Sayang, perjuangan kita masih amat panjang. Ini memang berat bagi kita semua. Kamu, aku, dan anak-anak. Aku benci harus duduk di kursi roda. Aku benci merasa tak berdaya, harus belajar lagi, mengulang semua yang dulunya aku bisa. Ini tidak adil! Kenapa semua ini harus terjadi?

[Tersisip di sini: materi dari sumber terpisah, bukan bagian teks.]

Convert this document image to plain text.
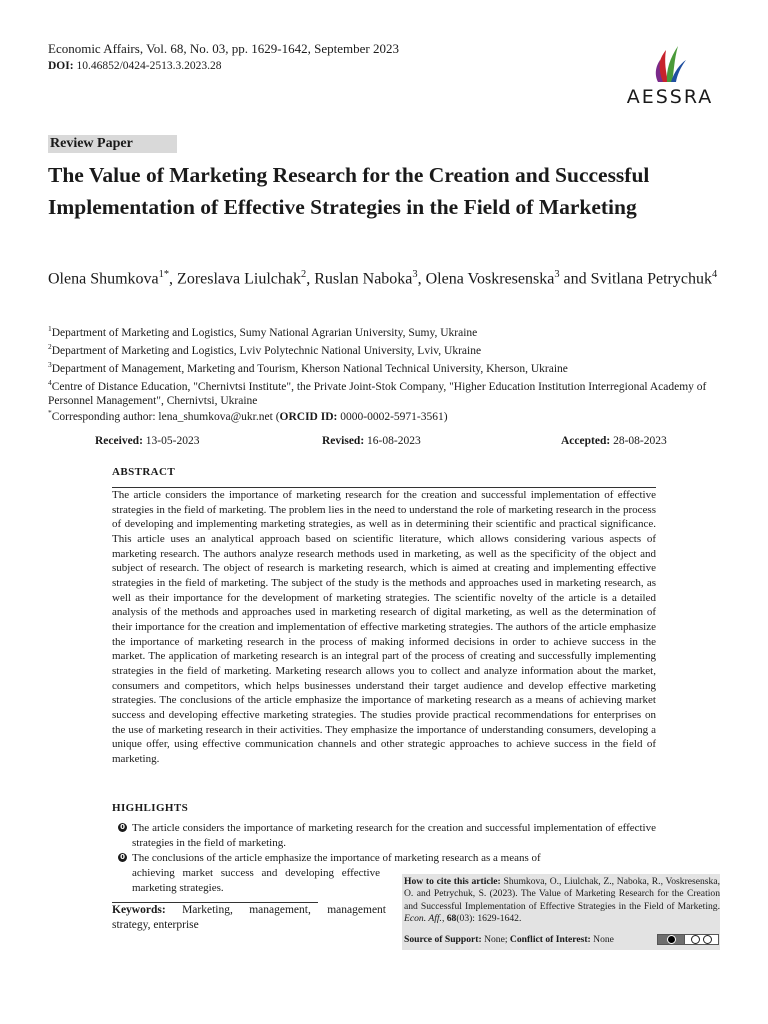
Economic Affairs, Vol. 68, No. 03, pp. 1629-1642, September 2023
DOI: 10.46852/0424-2513.3.2023.28
AESSRA
Review Paper
The Value of Marketing Research for the Creation and Successful Implementation of Effective Strategies in the Field of Marketing
Olena Shumkova$^{1*}$, Zoreslava Liulchak$^2$, Ruslan Naboka$^3$, Olena Voskresenska$^3$ and Svitlana Petrychuk$^4$
$^1$Department of Marketing and Logistics, Sumy National Agrarian University, Sumy, Ukraine
$^2$Department of Marketing and Logistics, Lviv Polytechnic National University, Lviv, Ukraine
$^3$Department of Management, Marketing and Tourism, Kherson National Technical University, Kherson, Ukraine
$^4$Centre of Distance Education, "Chernivtsi Institute", the Private Joint-Stok Company, "Higher Education Institution Interregional Academy of Personnel Management", Chernivtsi, Ukraine
*Corresponding author: lena_shumkova@ukr.net (ORCID ID: 0000-0002-5971-3561)
Received: 13-05-2023	Revised: 16-08-2023	Accepted: 28-08-2023
ABSTRACT
The article considers the importance of marketing research for the creation and successful implementation of effective strategies in the field of marketing. The problem lies in the need to understand the role of marketing research in the process of developing and implementing marketing strategies, as well as in determining their scientific and practical significance. This article uses an analytical approach based on scientific literature, which allows considering various aspects of marketing research. The authors analyze research methods used in marketing, as well as the specificity of the object and subject of research. The object of research is marketing research, which is aimed at creating and implementing effective strategies in the field of marketing. The subject of the study is the methods and approaches used in marketing research, as well as their importance for the development of marketing strategies. The scientific novelty of the article is a detailed analysis of the methods and approaches used in marketing research of digital marketing, as well as the determination of their importance for the creation and implementation of effective marketing strategies. The authors of the article emphasize the importance of marketing research in the process of making informed decisions in order to achieve success in the market. The application of marketing research is an integral part of the process of creating and successfully implementing strategies in the field of marketing. Marketing research allows you to collect and analyze information about the market, consumers and competitors, which helps businesses understand their target audience and develop effective marketing strategies. The conclusions of the article emphasize the importance of marketing research as a means of achieving market success and developing effective marketing strategies. The studies provide practical recommendations for enterprises on the use of marketing research in their activities. They emphasize the importance of understanding consumers, developing a unique offer, using effective communication channels and other strategic approaches to achieve success in the field of marketing.
HIGHLIGHTS
0 The article considers the importance of marketing research for the creation and successful implementation of effective strategies in the field of marketing.
0 The conclusions of the article emphasize the importance of marketing research as a means of
achieving market success and developing effective marketing strategies.
Keywords: Marketing, management, management strategy, enterprise
How to cite this article: Shumkova, O., Liulchak, Z., Naboka, R., Voskresenska, O. and Petrychuk, S. (2023). The Value of Marketing Research for the Creation and Successful Implementation of Effective Strategies in the Field of Marketing. Econ. Aff., 68(03): 1629-1642.
Source of Support: None; Conflict of Interest: None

Seperti biasa, kamu tak henti memintaku untuk bersabar. Untung kamu tak pernah benar-benar sendiri dalam merawatku. Aku sangat tidak tega melihat kerutan-kerutan di wajahmu yang kian bertambah dalam waktu (terlalu) cepat. Seharusnya, kamu lebih banyak tersenyum hingga matamu bercahaya, seperti dulu. Seharusnya kita menghabiskan masa senja dengan lebih banyak tawa bahagia…
— // —
Hidup ini memang sebuah penantian. Kadang aku lelah dan bosan. Inginnya melakukan sesuatu ketimbang menunggu.
Seperti waktu itu…
Ah, hari apa sekarang? Rasanya aku telah kehilangan jejak waktu. Setiap hari tampak sama bagiku.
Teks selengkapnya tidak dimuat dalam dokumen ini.